A bill that would establish veterans courts in every judicial district has passed the Senate Judiciary Committee and been reassigned to the Appropriations Committee.
Senate Bill 547, authored by Republican Sens. Joe Zakas and Michael Crider, calls on the Indiana Judicial Center to establish a veterans court in each judicial district and provides two years of funding to get the courts launched.
The measure was unanimously approved by the Senate Judiciary Committee on Feb. 5.
Hamilton County is in the process of organizing a veterans court after the Hamilton County Council approved a $40,000 appropriation to start the new court on top of a $30,000 grant from the Glick Fund last week.
Now the new veterans court is seeking certification from the Indiana Judicial Center.
Hamilton Superior 3 Judge William Hughes, who will preside over the veterans court, said he is not familiar with the Senate bill.
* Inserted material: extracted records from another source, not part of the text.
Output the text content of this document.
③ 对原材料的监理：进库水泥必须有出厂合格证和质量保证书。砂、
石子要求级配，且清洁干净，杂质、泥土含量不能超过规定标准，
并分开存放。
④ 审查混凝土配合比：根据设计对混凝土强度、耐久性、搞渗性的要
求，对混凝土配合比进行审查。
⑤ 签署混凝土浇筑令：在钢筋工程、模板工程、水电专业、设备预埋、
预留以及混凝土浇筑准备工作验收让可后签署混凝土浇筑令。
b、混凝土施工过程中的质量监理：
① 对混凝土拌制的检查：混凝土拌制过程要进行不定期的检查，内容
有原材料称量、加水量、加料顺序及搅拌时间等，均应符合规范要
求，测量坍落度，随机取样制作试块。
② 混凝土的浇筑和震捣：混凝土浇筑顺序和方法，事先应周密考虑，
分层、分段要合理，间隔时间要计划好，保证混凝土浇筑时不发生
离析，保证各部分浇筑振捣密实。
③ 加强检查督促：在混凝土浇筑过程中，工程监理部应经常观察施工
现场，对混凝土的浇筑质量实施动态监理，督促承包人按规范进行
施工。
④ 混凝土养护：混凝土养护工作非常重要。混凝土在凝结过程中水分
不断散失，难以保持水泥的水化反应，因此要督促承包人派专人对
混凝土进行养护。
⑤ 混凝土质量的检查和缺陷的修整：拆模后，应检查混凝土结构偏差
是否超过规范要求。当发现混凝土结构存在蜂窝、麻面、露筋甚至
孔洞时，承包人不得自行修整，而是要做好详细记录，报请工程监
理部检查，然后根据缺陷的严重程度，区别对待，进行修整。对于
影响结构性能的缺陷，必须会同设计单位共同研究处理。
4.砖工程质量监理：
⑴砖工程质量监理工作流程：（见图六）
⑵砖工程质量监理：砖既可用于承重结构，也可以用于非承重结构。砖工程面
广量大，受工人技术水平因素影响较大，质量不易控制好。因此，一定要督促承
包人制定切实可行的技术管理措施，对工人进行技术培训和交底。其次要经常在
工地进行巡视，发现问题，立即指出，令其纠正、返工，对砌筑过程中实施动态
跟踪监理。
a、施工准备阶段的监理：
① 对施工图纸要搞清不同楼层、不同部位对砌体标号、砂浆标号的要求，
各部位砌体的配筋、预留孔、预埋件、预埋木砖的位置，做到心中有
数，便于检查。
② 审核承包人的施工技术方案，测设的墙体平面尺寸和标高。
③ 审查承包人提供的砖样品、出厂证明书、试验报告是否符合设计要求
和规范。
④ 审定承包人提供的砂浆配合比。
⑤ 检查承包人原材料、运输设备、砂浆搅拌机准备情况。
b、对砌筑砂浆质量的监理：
But these courts are important and the funding provision in the legislation will be helpful, he noted.
The veterans courts that have been established around the state have been started at the grassroots level with the counties determining the need and doing the necessary work, Hughes said. And that may be the best way for a veterans court to be set up rather than a top down approach, he continued.
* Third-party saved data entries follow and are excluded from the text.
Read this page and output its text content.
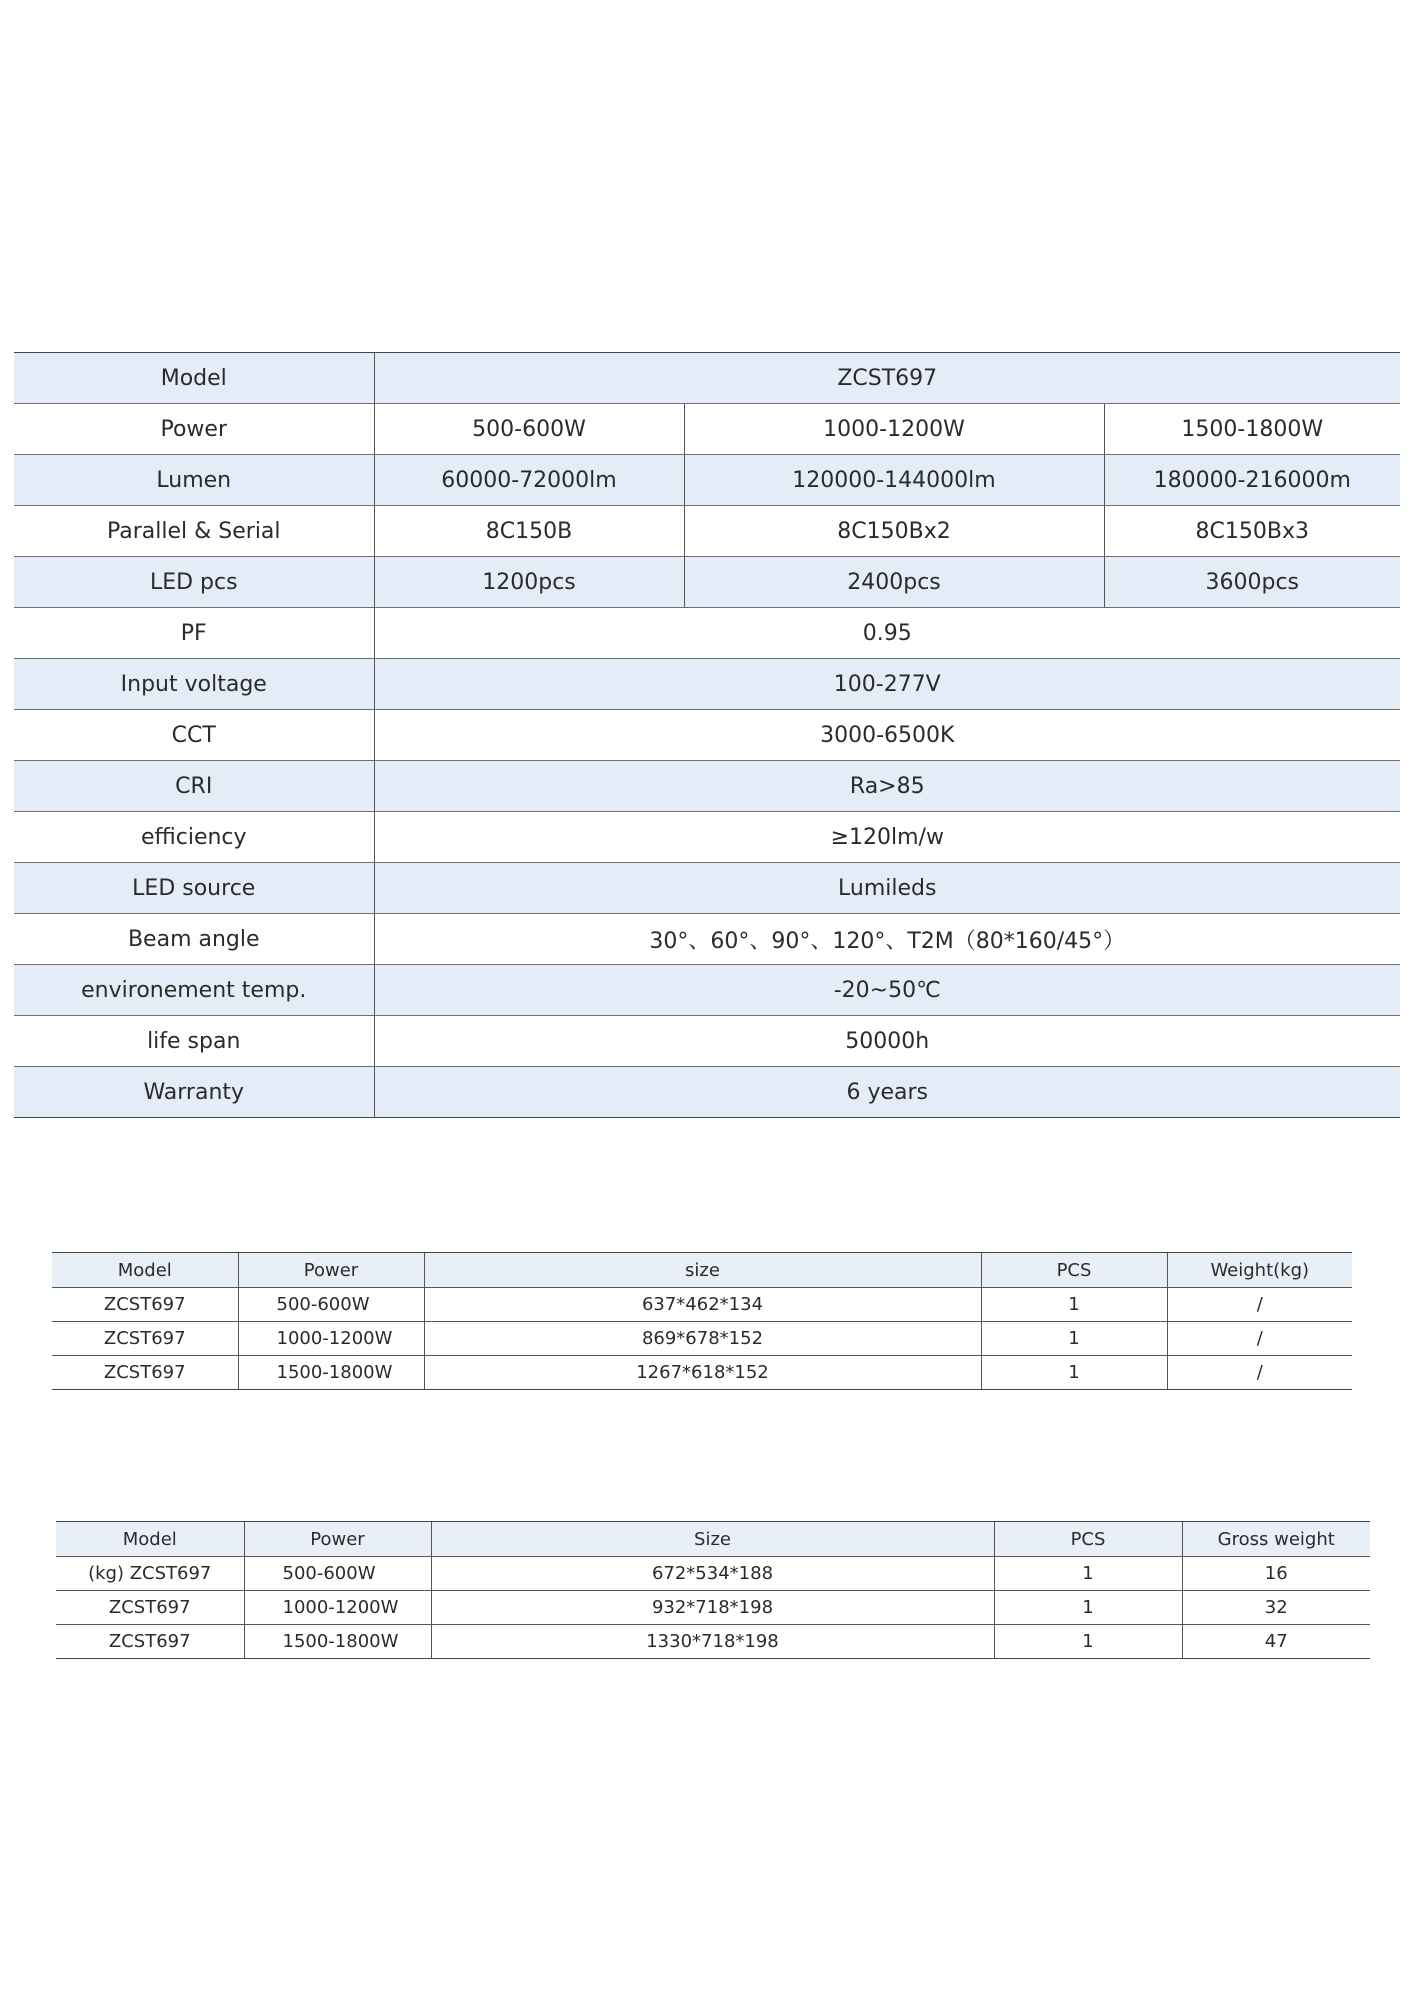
Model	ZCST697		
Power	500-600W	1000-1200W	1500-1800W
Lumen	60000-72000lm	120000-144000lm	180000-216000m
Parallel & Serial	8C150B	8C150Bx2	8C150Bx3
LED pcs	1200pcs	2400pcs	3600pcs
PF	0.95		
Input voltage	100-277V		
CCT	3000-6500K		
CRI	Ra>85		
efficiency	≥120lm/w		
LED source	Lumileds		
Beam angle	30°、60°、90°、120°、T2M（80*160/45°）		
environement temp.	-20~50℃		
life span	50000h		
Warranty	6 years		
Model	Power	size	PCS	Weight(kg)
ZCST697	500-600W	637*462*134	1	/
ZCST697	1000-1200W	869*678*152	1	/
ZCST697	1500-1800W	1267*618*152	1	/
Model	Power	Size	PCS	Gross weight
(kg) ZCST697	500-600W	672*534*188	1	16
ZCST697	1000-1200W	932*718*198	1	32
ZCST697	1500-1800W	1330*718*198	1	47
Part of what makes veterans courts work, Hughes said, is the teamwork that happens at the county level.
Still, Hughes said he would be happy to work with the Legislature and judges in his districts to help determine the best way to serve veterans.
SB 547 requires the board of directors of the Judicial Conference of Indiana to adopt rules prescribing how courts and counties shall cooperate with one another concerning a veteran under the jurisdiction of a veterans court in a different county.
In addition, the bill appropriates $260,000 in each of the fiscal years for 2016 and 2017 especially for establishing veterans courts as well as for covering the costs of training and certification.
A fiscal analysis by the Indiana Legislative Services Agency found that while the administrative costs to the Indiana Judicial Center may increase, treatment and alternative sentencing of the veterans could lower the costs of incarceration.